大日下王(おおくさかのみこ)と根臣(ねおみ)『古事記』の要点
①安康天皇は同じ母の弟の大長谷王子(おおはつせのみこ)[後の雄略天皇]のために、大日下王(おおくさかのみこ)の妹の若日下王(わかくさのみこ)を大長谷王子(おおはつせのみこ) とけ結婚させようとした。そして、坂本臣等の祖先である根臣(ねおみ)を大日下王(おおくさかのみこ)のところに遣わした。
②すると、大日下王は「このような勅令があるのではないかと、妹をそとに出さずにお待ちしていました。妹を差し出します」とこたえた。そして、ことばだけでは無礼であろうとして、押木玉縵(おしきのたまかづら)[立飾りのある冠]を根臣(ねおみ)に持たせて献上した。
③ところが、根臣(ねおみ)は押木玉縵(おしきのたまかづら)を横領して、大日下王(おおくさかのみこ)が「私の妹を同族の下敷きになどするものか」といって、太刀の柄を持って怒っていたと天皇に伝えた。
④そこで、天皇はおおいに怒り、大日下王(おおくさかのみこ)を殺して、その正妻の長田大郎女(ながたのおおいらつめ)を奪って、皇后とした。
目弱王(まよわのみこ) 『古事記』の要点
①この事件後から大分たって、天皇は昼寝をしようとして、皇后に「おまえの子の目弱王(まよわのみこ)が成人したら、私が父の大日下王(おおくさかのみこ)を殺したことを知って、反逆するのではないかということを心配している。」と言った。その時、7歳の目弱王がそばにいることに気が付かなかった。

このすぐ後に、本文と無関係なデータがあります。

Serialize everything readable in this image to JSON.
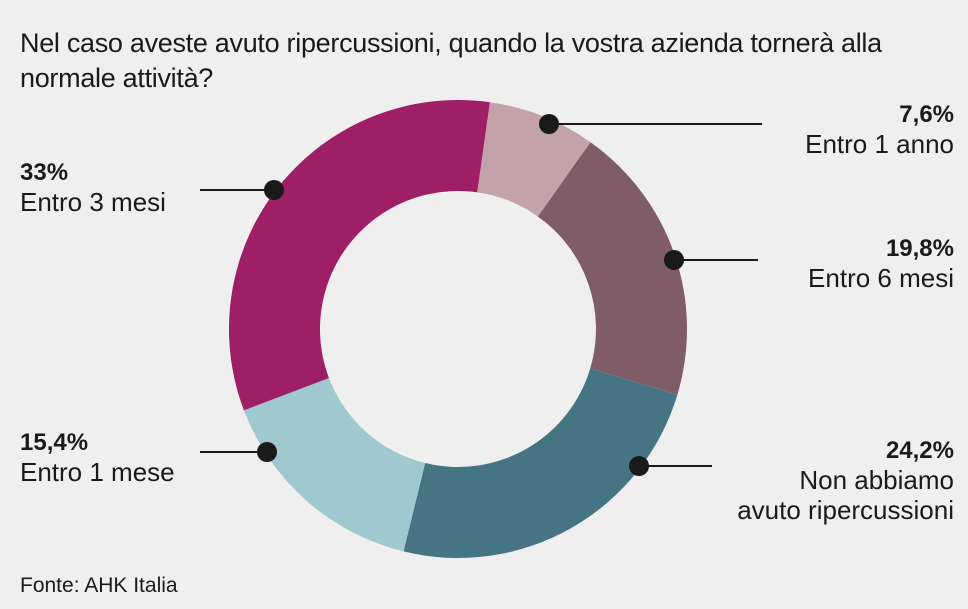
{
  "title": "Nel caso aveste avuto ripercussioni, quando la vostra azienda tornerà alla normale attività?",
  "source": "Fonte: AHK Italia",
  "chart_data": {
    "type": "pie",
    "donut": true,
    "title": "Nel caso aveste avuto ripercussioni, quando la vostra azienda tornerà alla normale attività?",
    "slices": [
      {
        "label": "Entro 1 anno",
        "value": 7.6,
        "display": "7,6%",
        "color": "#c4a2aa"
      },
      {
        "label": "Entro 6 mesi",
        "value": 19.8,
        "display": "19,8%",
        "color": "#805c68"
      },
      {
        "label": "Non abbiamo avuto ripercussioni",
        "value": 24.2,
        "display": "24,2%",
        "color": "#457585"
      },
      {
        "label": "Entro 1 mese",
        "value": 15.4,
        "display": "15,4%",
        "color": "#9fc8cf"
      },
      {
        "label": "Entro 3 mesi",
        "value": 33,
        "display": "33%",
        "color": "#9e1f65"
      }
    ]
  },
  "labels": {
    "entro_1_anno": {
      "pct": "7,6%",
      "txt": "Entro 1 anno"
    },
    "entro_6_mesi": {
      "pct": "19,8%",
      "txt": "Entro 6 mesi"
    },
    "non_abbiamo": {
      "pct": "24,2%",
      "txt1": "Non abbiamo",
      "txt2": "avuto ripercussioni"
    },
    "entro_1_mese": {
      "pct": "15,4%",
      "txt": "Entro 1 mese"
    },
    "entro_3_mesi": {
      "pct": "33%",
      "txt": "Entro 3 mesi"
    }
  }
}
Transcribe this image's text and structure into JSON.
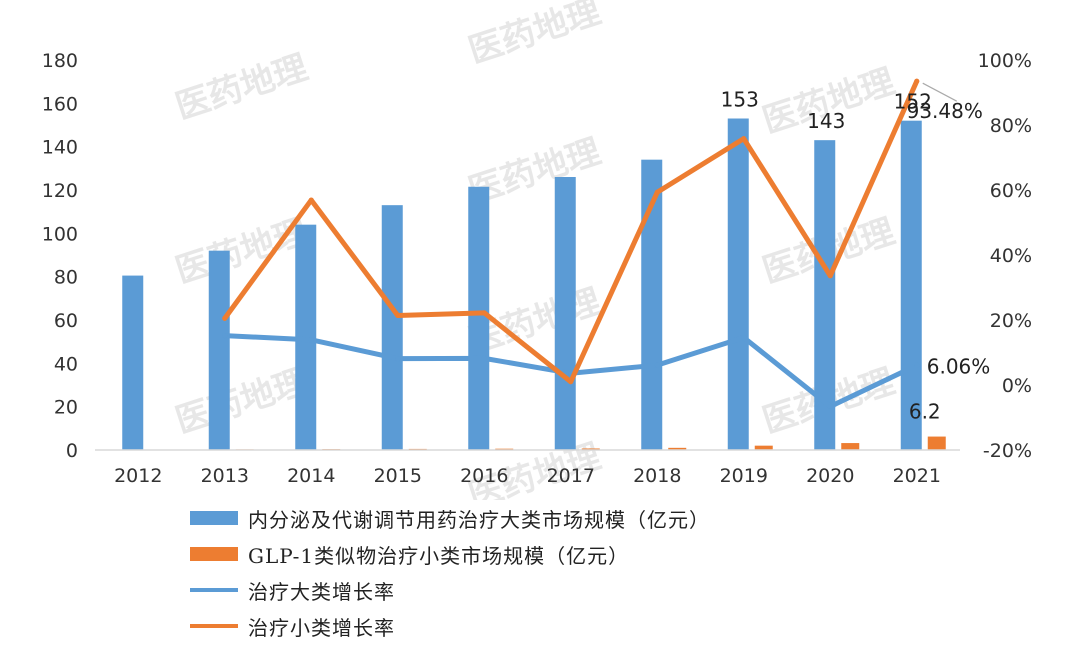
{
  "chart_data": {
    "type": "bar",
    "categories": [
      "2012",
      "2013",
      "2014",
      "2015",
      "2016",
      "2017",
      "2018",
      "2019",
      "2020",
      "2021"
    ],
    "y_left_ticks": [
      "0",
      "20",
      "40",
      "60",
      "80",
      "100",
      "120",
      "140",
      "160",
      "180"
    ],
    "y_right_ticks": [
      "-20%",
      "0%",
      "20%",
      "40%",
      "60%",
      "80%",
      "100%"
    ],
    "ylim_left": [
      0,
      180
    ],
    "ylim_right": [
      -20,
      100
    ],
    "series": [
      {
        "name": "内分泌及代谢调节用药治疗大类市场规模（亿元）",
        "kind": "bar",
        "axis": "left",
        "color": "#5b9bd5",
        "values": [
          80.5,
          92,
          104,
          113,
          121.5,
          126,
          134,
          153,
          143,
          152
        ]
      },
      {
        "name": "GLP-1类似物治疗小类市场规模（亿元）",
        "kind": "bar",
        "axis": "left",
        "color": "#ed7d31",
        "values": [
          0,
          0.3,
          0.4,
          0.5,
          0.6,
          0.7,
          1.0,
          2.0,
          3.2,
          6.2
        ]
      },
      {
        "name": "治疗大类增长率",
        "kind": "line",
        "axis": "right",
        "color": "#5b9bd5",
        "values": [
          null,
          15.2,
          13.9,
          8.1,
          8.2,
          3.6,
          6.1,
          14.6,
          -6.6,
          6.06
        ]
      },
      {
        "name": "治疗小类增长率",
        "kind": "line",
        "axis": "right",
        "color": "#ed7d31",
        "values": [
          null,
          20.5,
          56.9,
          21.4,
          22.2,
          1.0,
          59.3,
          75.8,
          33.6,
          93.48
        ]
      }
    ],
    "data_labels": [
      {
        "series": 0,
        "index": 7,
        "text": "153"
      },
      {
        "series": 0,
        "index": 8,
        "text": "143"
      },
      {
        "series": 0,
        "index": 9,
        "text": "152"
      },
      {
        "series": 1,
        "index": 9,
        "text": "6.2"
      },
      {
        "series": 2,
        "index": 9,
        "text": "6.06%"
      },
      {
        "series": 3,
        "index": 9,
        "text": "93.48%"
      }
    ],
    "legend_position": "bottom",
    "grid": false
  },
  "watermark": "医药地理"
}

②遊んでいた目弱王は、このことを聞き、それからすぐに、天皇が眠ているすきに、傍(かたわ)らに置いてあった太刀をとって天皇の首を討ち取った。そして、都夫良意富美(つぶらおほみ)の家に逃げ込んだ。
③まだ少年であった大長谷王(おおはつせのみこ) [後の雄略天皇]はこの変事を聞き、すぐに兄の黒日子王(くろひこのみこ)のところに行った。ところが黒日子王は驚きもせず、いい加減な態度であった。そこで、大長谷王は怒って、黒日子王を刀で打殺した。更に、白日子王(しろひこのみこ)のところへ行ったが同じような態度であったので、白日子王も穴を掘って埋め殺した。
④大長谷王は軍を起こして、都夫良意富美(つぶらおほみ)の家を囲み目弱王を差し出すように求めた。しかし、都夫良意富美は皇子が臣下を頼ってきたので、目弱王を渡すことはできないと答えた。

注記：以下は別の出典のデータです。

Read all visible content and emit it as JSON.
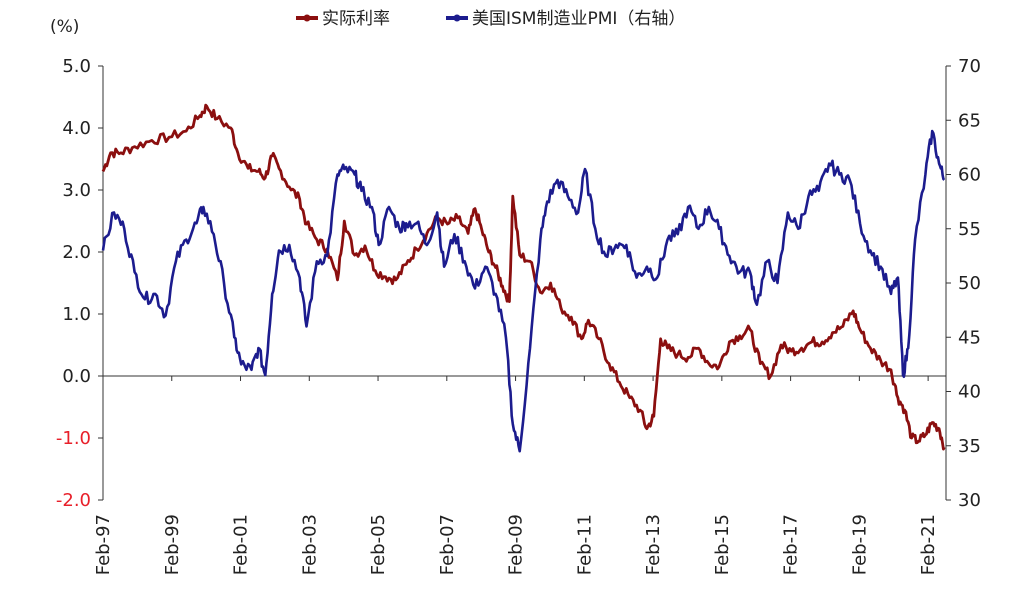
{
  "chart_data": {
    "type": "line",
    "title": "",
    "unit_label": "(%)",
    "legend_position": "top-center",
    "grid": false,
    "x_tick_labels": [
      "Feb-97",
      "Feb-99",
      "Feb-01",
      "Feb-03",
      "Feb-05",
      "Feb-07",
      "Feb-09",
      "Feb-11",
      "Feb-13",
      "Feb-15",
      "Feb-17",
      "Feb-19",
      "Feb-21"
    ],
    "x_ticks_year": [
      1997.08,
      1999.08,
      2001.08,
      2003.08,
      2005.08,
      2007.08,
      2009.08,
      2011.08,
      2013.08,
      2015.08,
      2017.08,
      2019.08,
      2021.08
    ],
    "xlim": [
      1997.08,
      2021.6
    ],
    "y_left": {
      "ylim": [
        -2.0,
        5.0
      ],
      "ticks": [
        "5.0",
        "4.0",
        "3.0",
        "2.0",
        "1.0",
        "0.0",
        "-1.0",
        "-2.0"
      ],
      "tick_values": [
        5,
        4,
        3,
        2,
        1,
        0,
        -1,
        -2
      ],
      "negative_color": "#e8202a"
    },
    "y_right": {
      "ylim": [
        30,
        70
      ],
      "ticks": [
        "70",
        "65",
        "60",
        "55",
        "50",
        "45",
        "40",
        "35",
        "30"
      ],
      "tick_values": [
        70,
        65,
        60,
        55,
        50,
        45,
        40,
        35,
        30
      ]
    },
    "series": [
      {
        "name": "实际利率",
        "axis": "left",
        "color": "#8b0f0f",
        "x": [
          1997.08,
          1997.3,
          1997.6,
          1998.0,
          1998.5,
          1999.0,
          1999.5,
          1999.9,
          2000.1,
          2000.4,
          2000.8,
          2001.0,
          2001.3,
          2001.6,
          2001.8,
          2002.0,
          2002.2,
          2002.5,
          2002.8,
          2003.0,
          2003.3,
          2003.6,
          2003.9,
          2004.1,
          2004.4,
          2004.7,
          2005.0,
          2005.3,
          2005.6,
          2005.9,
          2006.2,
          2006.5,
          2006.8,
          2007.1,
          2007.4,
          2007.7,
          2007.9,
          2008.1,
          2008.3,
          2008.5,
          2008.7,
          2008.9,
          2009.0,
          2009.2,
          2009.5,
          2009.8,
          2010.1,
          2010.4,
          2010.7,
          2011.0,
          2011.2,
          2011.5,
          2011.8,
          2012.1,
          2012.4,
          2012.7,
          2012.9,
          2013.1,
          2013.3,
          2013.5,
          2013.8,
          2014.1,
          2014.4,
          2014.7,
          2015.0,
          2015.3,
          2015.6,
          2015.9,
          2016.2,
          2016.5,
          2016.8,
          2017.1,
          2017.4,
          2017.7,
          2018.0,
          2018.3,
          2018.6,
          2018.9,
          2019.1,
          2019.4,
          2019.7,
          2020.0,
          2020.2,
          2020.4,
          2020.6,
          2020.8,
          2021.0,
          2021.2,
          2021.4,
          2021.55
        ],
        "values": [
          3.3,
          3.6,
          3.6,
          3.7,
          3.8,
          3.85,
          3.95,
          4.2,
          4.35,
          4.15,
          4.0,
          3.6,
          3.35,
          3.3,
          3.2,
          3.55,
          3.35,
          3.05,
          2.85,
          2.45,
          2.2,
          2.05,
          1.55,
          2.5,
          1.95,
          2.1,
          1.7,
          1.6,
          1.55,
          1.8,
          2.05,
          2.3,
          2.55,
          2.45,
          2.55,
          2.3,
          2.7,
          2.35,
          2.0,
          1.75,
          1.45,
          1.2,
          2.9,
          1.95,
          1.85,
          1.35,
          1.5,
          1.1,
          0.95,
          0.6,
          0.9,
          0.6,
          0.2,
          -0.1,
          -0.35,
          -0.55,
          -0.85,
          -0.65,
          0.6,
          0.45,
          0.35,
          0.3,
          0.45,
          0.2,
          0.15,
          0.55,
          0.65,
          0.75,
          0.2,
          0.0,
          0.5,
          0.4,
          0.45,
          0.55,
          0.55,
          0.7,
          0.8,
          1.05,
          0.75,
          0.45,
          0.25,
          0.1,
          -0.35,
          -0.55,
          -1.0,
          -1.05,
          -0.95,
          -0.75,
          -0.85,
          -1.15
        ]
      },
      {
        "name": "美国ISM制造业PMI（右轴）",
        "axis": "right",
        "color": "#1c1c8e",
        "x": [
          1997.08,
          1997.4,
          1997.7,
          1998.0,
          1998.3,
          1998.6,
          1998.9,
          1999.2,
          1999.5,
          1999.8,
          2000.0,
          2000.3,
          2000.6,
          2000.9,
          2001.1,
          2001.4,
          2001.6,
          2001.8,
          2002.0,
          2002.2,
          2002.5,
          2002.8,
          2003.0,
          2003.3,
          2003.6,
          2003.9,
          2004.1,
          2004.4,
          2004.6,
          2004.9,
          2005.1,
          2005.4,
          2005.7,
          2005.9,
          2006.2,
          2006.5,
          2006.8,
          2007.0,
          2007.3,
          2007.6,
          2007.9,
          2008.2,
          2008.5,
          2008.8,
          2009.0,
          2009.2,
          2009.5,
          2009.8,
          2010.0,
          2010.3,
          2010.6,
          2010.9,
          2011.1,
          2011.4,
          2011.7,
          2012.0,
          2012.3,
          2012.6,
          2012.9,
          2013.2,
          2013.5,
          2013.8,
          2014.1,
          2014.4,
          2014.7,
          2015.0,
          2015.3,
          2015.6,
          2015.9,
          2016.1,
          2016.4,
          2016.7,
          2017.0,
          2017.3,
          2017.6,
          2017.9,
          2018.2,
          2018.5,
          2018.8,
          2019.1,
          2019.4,
          2019.7,
          2020.0,
          2020.2,
          2020.35,
          2020.5,
          2020.7,
          2021.0,
          2021.2,
          2021.4,
          2021.55
        ],
        "values": [
          53,
          56.5,
          55,
          51,
          48.5,
          49,
          47,
          52,
          54,
          55.5,
          57,
          54.5,
          50,
          45,
          42.5,
          42,
          44,
          41.5,
          49,
          53,
          53.5,
          50.5,
          46,
          52,
          52.5,
          60,
          60.5,
          60,
          58.5,
          57,
          53.5,
          57,
          55,
          55.5,
          55.5,
          53.5,
          56.5,
          51.5,
          54.5,
          52,
          49.5,
          51.5,
          49,
          45,
          37,
          34.5,
          44,
          54,
          57.5,
          59.5,
          58,
          56.5,
          60.5,
          55,
          52.5,
          53.5,
          53.5,
          50.5,
          51.5,
          50.5,
          54,
          54.5,
          57,
          55,
          57,
          55,
          52.5,
          51,
          51,
          48,
          52,
          50,
          56.5,
          55,
          58,
          58.5,
          61,
          60,
          59.5,
          55.5,
          53,
          51.5,
          49,
          50.5,
          41.5,
          44,
          54,
          60,
          64,
          61,
          59.5
        ]
      }
    ]
  }
}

⑤そこで、戦いとなり、矢尽き、力尽いた都夫良意富美は目弱王を殺し、自刃した。
市辺之忍歯王(いちのべのおしはのみこ) 『古事記』の要点
①その後、近江の佐々紀の山君(やまのきみ)の祖先で、韓袋(からぶくろ)というものが、大長谷王(おおはつせのみこ)に「近江の久多綿(くたわた)の蚊屋野(かやの)には猪や鹿がたくさんいる。」と話した。
②そこで、大長谷王は狩りをしようと、市辺之忍歯王(いちのべのおしはのみこ)を伴って近江へ行った。蚊屋野(かやの)に到着すると、それぞれ別の仮宮を造って泊った。
③翌朝、まだ日が昇らないうちに、忍歯王(おしはのみこ)は馬に乗って、大長谷王の仮宮の前で、大長谷王の伴の者に、「まだ、お目覚めでないのか。夜は明けた。狩場へお出かけください。」と言って、出かけてしまった。
④大長谷王の伴の者は「忍歯王は感じのよくない言い方をするので、用心して、武装するよう」と大長谷王に報告した。
⑤大長谷王は衣服の下に鎧をまとい、忍歯王のところに行き、馬を並べると、矢で忍歯王を射殺した。その場で体を斬り、飼葉桶に入れて地面に埋めた。
⑥これを聞いて、忍歯王の子の意祁王(おけのみこ) [後の仁賢(にんけん)天皇] 、袁祁王(をけのみこ)[後の顕宗(けんぞう)天皇]は 逃げて、針磨(はりま)国の志自牟(しじむ)の家に入って、身分を隠し、馬飼い、牛飼いになった。
■雄略天皇
・多くの身内を殺した天皇
・エピソードが多い天皇
雄略天皇について
・雄略天皇は『日本書紀』では西暦456年~479年となっているが、西暦462~480年頃と思われる。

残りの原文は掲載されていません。